Et au final ça donne quoi ?

Scorpion est long métrage qui a de bonnes intentions et de véritables qualités, malheureusement il s’engouffre dans une surenchère de clichés nuit terriblement à ce que le film veut véhiculer, à savoir la résurrection d’un homme à travers sa passion et l’amour.  C’était l’idée de base, sauf qu’elle n’a pas le développement nécessaire pour réellement nous convaincre.

Julien Seri décroche une mise en scène intéressante, mais qui ne s’avère pas assez posée. Des plans fixes auraient pu contraster efficacement avec la violence des combats. Un travail plus intense sur le son et le silence aurait là aussi donné une toute ampleur aux scène de combats. Bien sûr, je chipote là car mine de rien, le réalisateur a tout de même fait du bon travail. Les combats sont réalistes et percutants, techniquement c’est assez impressionnant.

L’écriture est sans aucun doute le gros défaut du film. Naïf et caricatural à souhait, on a jamais l’approche authentique que l’on espère. On sent pourtant les efforts des acteurs et actrices, mais rien n’y fait, on y croit peu à cette histoire et à ces personnages. Le trop peu de profondeur est malheureusement gommé par l’enchainement des stéréotypes. Les dialogues manquent cruellement d’originalité.

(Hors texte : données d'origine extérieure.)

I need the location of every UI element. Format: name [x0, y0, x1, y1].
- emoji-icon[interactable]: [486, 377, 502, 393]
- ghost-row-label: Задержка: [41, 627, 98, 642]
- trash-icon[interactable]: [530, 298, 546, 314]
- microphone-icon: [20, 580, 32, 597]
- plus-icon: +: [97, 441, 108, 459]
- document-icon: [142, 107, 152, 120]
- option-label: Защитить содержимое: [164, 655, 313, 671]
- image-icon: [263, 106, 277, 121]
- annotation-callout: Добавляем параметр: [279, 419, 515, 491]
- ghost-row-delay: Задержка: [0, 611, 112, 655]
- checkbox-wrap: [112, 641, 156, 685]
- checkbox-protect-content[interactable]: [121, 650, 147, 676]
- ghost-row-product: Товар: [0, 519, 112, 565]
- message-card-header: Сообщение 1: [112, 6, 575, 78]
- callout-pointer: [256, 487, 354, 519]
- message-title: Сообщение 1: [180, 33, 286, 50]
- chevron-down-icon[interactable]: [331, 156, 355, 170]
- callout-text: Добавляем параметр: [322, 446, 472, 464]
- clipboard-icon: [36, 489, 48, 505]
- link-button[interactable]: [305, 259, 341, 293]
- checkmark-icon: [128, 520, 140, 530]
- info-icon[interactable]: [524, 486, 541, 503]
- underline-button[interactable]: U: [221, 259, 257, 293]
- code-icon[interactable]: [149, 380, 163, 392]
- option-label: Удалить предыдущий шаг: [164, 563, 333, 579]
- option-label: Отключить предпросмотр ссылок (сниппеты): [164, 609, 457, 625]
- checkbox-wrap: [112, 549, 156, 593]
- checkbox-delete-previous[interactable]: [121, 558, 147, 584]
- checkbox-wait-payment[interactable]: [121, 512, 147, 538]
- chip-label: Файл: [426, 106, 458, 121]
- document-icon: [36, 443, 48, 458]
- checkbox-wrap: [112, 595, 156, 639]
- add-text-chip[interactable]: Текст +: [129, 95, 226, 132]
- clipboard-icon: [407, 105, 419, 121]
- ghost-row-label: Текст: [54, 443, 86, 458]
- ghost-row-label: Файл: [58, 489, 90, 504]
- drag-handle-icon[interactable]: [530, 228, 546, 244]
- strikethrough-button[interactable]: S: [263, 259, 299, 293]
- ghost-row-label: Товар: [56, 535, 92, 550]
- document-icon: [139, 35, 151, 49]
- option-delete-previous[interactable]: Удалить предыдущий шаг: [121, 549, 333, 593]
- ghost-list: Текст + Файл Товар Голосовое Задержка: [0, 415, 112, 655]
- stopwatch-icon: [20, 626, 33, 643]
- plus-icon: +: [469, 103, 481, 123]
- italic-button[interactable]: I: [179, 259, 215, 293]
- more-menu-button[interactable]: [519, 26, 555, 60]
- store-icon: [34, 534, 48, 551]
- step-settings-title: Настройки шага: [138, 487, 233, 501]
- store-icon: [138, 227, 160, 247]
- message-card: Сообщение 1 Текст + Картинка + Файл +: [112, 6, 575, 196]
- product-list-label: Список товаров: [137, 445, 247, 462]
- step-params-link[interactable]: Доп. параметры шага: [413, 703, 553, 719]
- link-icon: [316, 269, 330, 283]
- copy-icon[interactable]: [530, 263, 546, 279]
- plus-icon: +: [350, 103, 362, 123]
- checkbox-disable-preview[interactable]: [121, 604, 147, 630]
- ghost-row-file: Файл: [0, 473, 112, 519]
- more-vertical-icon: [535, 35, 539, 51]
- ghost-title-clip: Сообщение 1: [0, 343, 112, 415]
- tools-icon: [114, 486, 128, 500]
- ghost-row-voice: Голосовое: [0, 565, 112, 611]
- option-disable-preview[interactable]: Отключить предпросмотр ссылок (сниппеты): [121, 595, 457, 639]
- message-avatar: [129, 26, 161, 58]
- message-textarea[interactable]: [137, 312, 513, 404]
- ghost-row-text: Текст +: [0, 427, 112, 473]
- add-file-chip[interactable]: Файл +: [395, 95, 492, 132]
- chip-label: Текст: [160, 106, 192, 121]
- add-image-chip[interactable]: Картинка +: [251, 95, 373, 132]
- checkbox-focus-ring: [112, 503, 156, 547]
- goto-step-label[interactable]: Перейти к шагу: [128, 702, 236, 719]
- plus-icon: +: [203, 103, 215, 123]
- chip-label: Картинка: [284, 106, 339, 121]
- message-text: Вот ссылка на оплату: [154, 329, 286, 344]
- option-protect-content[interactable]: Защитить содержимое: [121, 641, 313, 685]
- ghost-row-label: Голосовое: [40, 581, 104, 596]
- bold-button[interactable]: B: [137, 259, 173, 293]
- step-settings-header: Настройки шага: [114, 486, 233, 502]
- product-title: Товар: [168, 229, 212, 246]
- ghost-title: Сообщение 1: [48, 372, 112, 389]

La bande originale de Christian Henson est portée sur le rap avec notamment Sinik, Sniper, Seyfu ou encore Neg Marrons. Un score alléchant et qui épaissit la cadence des combats.

En résumé, Scorpion avait une certaine ambition qui est malheureusement gâchée par une écriture trop téléphonée. Clovis Cornillac décroche l’une des grandes performances de sa carrière.